Yanlarında aniden belirip kollarını birbirine bağlayan Derman devlet sırrı ifşa eder gibi fısıldadı.

"Aramızda kalsın ama o çocuk kızın baskısı altında bence."

Şu haliyle polis memurundan çok dedikoducu teyzelere benziyordu adam. Asude istemsizce gülümsedi adamın haline. Şu halde onu güldürmüştü adam ya helal olsundu vallahi!

"Ne yapmamız lazım şimdi? Benim acilen gitmem gerek. Lütfen, yardımcı olursanız çok sevinirim."

"Bence sizi görüştürelim. Aranızda anlaşın. Karşılıklı geri adım atın ki hepiniz gidebilesiniz."

Yiğitten hemen sonra devam etti Derman.

"Amirim de sinirlenmeye başladı, madem çok istiyorlar atın üçünü de rezalete bir gece kalsınlar da akılları başlarına gelsin diyebilir her an. Daha önemli işlerimiz var diyebilir. Ona göre."

Asude içinden of çekip çaresizce başını salladı. Hâlâ babasına ya da amcasına rastlamaması mucizeyken bir an evvel kurtulmalıydı bu işten.

"Ne gerekiyorsa yapalım. Ben geri çekiyorum şikayetimi."

"Güzel. Buyrun öyleyse."

Derman çoktan yanlarından aceleyle gitmişti. Hep telaş içinde gibiydi adam. Bir anda belirip bir anda kayboluyordu. Asude ve Yiğit komiser de masaların arasında yürürken genç kız aniden aşinası olduğu o sesi duydu.

"Kolay gelsin Derman! Hayırdır, devriyede değil miydin?"

Ah be, şom ağızlıydı resmen! Daha şimdi mucizevi bir şekilde aile fertlerine görünmediğini düşünmüşken amcası çıkmıştı ya ortaya?

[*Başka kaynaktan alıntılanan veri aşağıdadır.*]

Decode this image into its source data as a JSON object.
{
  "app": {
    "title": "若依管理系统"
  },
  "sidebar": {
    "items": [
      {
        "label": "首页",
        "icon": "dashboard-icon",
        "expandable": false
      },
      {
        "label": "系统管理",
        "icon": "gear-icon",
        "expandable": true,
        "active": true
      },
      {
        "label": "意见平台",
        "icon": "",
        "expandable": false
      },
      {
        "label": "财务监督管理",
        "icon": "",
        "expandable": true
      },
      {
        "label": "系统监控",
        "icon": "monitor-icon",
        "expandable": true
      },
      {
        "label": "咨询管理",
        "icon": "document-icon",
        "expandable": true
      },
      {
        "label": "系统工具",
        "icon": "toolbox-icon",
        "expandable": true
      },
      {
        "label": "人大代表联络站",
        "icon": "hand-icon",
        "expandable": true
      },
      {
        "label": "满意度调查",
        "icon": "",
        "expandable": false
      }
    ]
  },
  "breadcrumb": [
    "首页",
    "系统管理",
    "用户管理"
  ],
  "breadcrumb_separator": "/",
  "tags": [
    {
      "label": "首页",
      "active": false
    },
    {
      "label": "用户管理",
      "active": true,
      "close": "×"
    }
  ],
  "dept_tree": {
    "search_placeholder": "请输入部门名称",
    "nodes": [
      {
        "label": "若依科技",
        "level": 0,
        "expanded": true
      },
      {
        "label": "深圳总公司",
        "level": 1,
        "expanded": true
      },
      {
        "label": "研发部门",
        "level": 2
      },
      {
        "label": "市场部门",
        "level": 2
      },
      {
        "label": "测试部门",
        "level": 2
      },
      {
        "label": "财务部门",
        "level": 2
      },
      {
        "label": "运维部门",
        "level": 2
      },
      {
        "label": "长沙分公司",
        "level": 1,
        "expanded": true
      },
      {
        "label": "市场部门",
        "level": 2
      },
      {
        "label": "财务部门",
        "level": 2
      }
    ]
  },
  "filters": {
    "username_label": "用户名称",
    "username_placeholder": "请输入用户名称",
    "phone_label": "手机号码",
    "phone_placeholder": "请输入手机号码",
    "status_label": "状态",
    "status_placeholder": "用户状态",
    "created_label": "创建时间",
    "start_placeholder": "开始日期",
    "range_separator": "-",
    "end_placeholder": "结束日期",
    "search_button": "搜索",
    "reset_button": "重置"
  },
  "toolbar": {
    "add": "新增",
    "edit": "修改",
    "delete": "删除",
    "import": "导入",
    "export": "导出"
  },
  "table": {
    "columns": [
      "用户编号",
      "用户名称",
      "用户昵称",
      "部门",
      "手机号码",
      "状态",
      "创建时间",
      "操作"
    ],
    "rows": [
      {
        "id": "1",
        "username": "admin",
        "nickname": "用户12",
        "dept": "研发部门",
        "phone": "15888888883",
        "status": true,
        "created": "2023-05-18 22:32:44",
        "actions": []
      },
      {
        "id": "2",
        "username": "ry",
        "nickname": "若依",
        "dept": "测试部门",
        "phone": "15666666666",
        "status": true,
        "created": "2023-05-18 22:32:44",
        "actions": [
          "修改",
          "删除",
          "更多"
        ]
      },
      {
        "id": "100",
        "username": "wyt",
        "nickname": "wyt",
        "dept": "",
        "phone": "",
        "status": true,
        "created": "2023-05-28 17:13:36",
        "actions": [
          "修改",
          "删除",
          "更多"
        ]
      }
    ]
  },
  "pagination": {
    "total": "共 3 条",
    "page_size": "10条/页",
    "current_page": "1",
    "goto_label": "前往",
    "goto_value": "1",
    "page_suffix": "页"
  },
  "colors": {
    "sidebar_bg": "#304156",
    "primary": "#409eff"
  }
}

Of offf! Gözleri etrafta sesin kaynağını aradı ve saniyeler içinde buldu. Karşıdaydı amcası, ve bu tarafa doğru yürüyordu. Derman komisere baktığı için onu görmüyordu, o daha ötedeydi. Ama dönüp görmesi an meselesiydi. Ve işte, bir anda o yana doğru çevirmişti bakışlarını.

"Ayyhh! Allah'ım sen yardım et!" deyip aniden Yiğit komiserin arkasına gizlendi. Görmüş müydü acaba amcası onu? "Allah'ım ne olur görmemiş olsun."

Amcasının sesini duymadı ama Yiğit ne olduğuna anlam veremeyip arkasına doğru dönmeye kalkınca onunla beraber Asude de hareket etmiş, kedinin kuyruğunu kovalaması gibi adamın arkasına saklanıp döndürmüştü etrafında.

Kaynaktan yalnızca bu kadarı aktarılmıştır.